Briefly, there are a couple of things. Number one is certainly access to all the file that the government has, not just the information that the court is given. Number two, the ability to have that interplay with the person who's subject to the certificate is going to be critical in a way—and their advocate, their own lawyer—that can help to provide information, to provide evidence, so that indeed a special advocate could be able to call, perhaps, witnesses, and provide other documentary evidence that could really challenge and contradict the government's position.

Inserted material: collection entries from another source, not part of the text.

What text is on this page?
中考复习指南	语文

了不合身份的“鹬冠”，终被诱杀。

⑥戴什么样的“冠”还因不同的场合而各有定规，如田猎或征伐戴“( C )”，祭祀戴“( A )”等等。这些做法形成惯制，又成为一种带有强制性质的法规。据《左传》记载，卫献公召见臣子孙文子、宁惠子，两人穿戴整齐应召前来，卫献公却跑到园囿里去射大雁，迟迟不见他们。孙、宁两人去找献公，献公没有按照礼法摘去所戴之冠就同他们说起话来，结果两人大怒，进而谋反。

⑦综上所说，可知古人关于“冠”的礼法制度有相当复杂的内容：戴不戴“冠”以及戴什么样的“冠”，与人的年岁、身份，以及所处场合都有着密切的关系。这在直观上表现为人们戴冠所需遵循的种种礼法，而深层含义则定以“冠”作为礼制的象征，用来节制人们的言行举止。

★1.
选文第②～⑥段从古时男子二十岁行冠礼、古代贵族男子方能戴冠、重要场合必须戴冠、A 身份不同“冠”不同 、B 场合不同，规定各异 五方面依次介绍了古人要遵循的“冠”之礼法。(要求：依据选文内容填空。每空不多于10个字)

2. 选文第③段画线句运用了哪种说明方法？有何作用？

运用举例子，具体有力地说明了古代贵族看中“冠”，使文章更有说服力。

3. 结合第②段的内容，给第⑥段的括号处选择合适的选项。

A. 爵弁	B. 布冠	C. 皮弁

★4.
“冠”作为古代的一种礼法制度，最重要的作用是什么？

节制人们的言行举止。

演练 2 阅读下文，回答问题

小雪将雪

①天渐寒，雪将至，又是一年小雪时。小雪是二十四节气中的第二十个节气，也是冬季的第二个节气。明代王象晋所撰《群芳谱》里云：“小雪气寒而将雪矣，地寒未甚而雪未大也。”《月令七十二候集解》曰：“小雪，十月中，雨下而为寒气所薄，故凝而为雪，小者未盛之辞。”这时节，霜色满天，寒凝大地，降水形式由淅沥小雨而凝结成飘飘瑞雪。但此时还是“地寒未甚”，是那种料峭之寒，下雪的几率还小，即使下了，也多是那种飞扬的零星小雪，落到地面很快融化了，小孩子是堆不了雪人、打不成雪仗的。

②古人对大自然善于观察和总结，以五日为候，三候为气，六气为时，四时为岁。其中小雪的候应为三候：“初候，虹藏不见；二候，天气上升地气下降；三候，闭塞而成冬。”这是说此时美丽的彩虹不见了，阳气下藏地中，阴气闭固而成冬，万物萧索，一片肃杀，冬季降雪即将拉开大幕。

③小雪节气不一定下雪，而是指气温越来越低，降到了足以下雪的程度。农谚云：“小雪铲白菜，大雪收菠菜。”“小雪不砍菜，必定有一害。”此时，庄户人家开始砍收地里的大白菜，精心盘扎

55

I want to quickly make this point, though, and this goes to pages 301 and 302 of the Arar inquiry report. I just want to quote this, because it goes to the tendency of government--and it was certainly clear under the Arar inquiry--to over-claim national security confidentiality. I'll say this. This is Justice O'Connor:
However, the public hearing part of the Inquiry could have been more comprehensive than it turned out to be, if the Government had not, for over a year, asserted NSC claims over a good deal of information that eventually was made public, either as a result of the Government’s decision to reredact certain documents beginning in June 2005, or through this report. Throughout the in camera hearings that ended in April 2005 and during the first month of the public hearings in May 2005, the Government continued to claim NSC over information that it has since recognized may be disclosed publicly. This “overclaiming” occurred despite the Government’s assurance at the outset of the Inquiry that its initial NSC claims would reflect its “considered” position and would be directed at maximizing public disclosure. The Government’s initial NSC claims were not supposed to be an opening bargaining position.
As a matter of fact it's always going to be the case that the government, in its claims for NSC confidentiality, is probably going to overstate the case. It's going to be conservative. I don't necessarily say there's anything nefarious about that.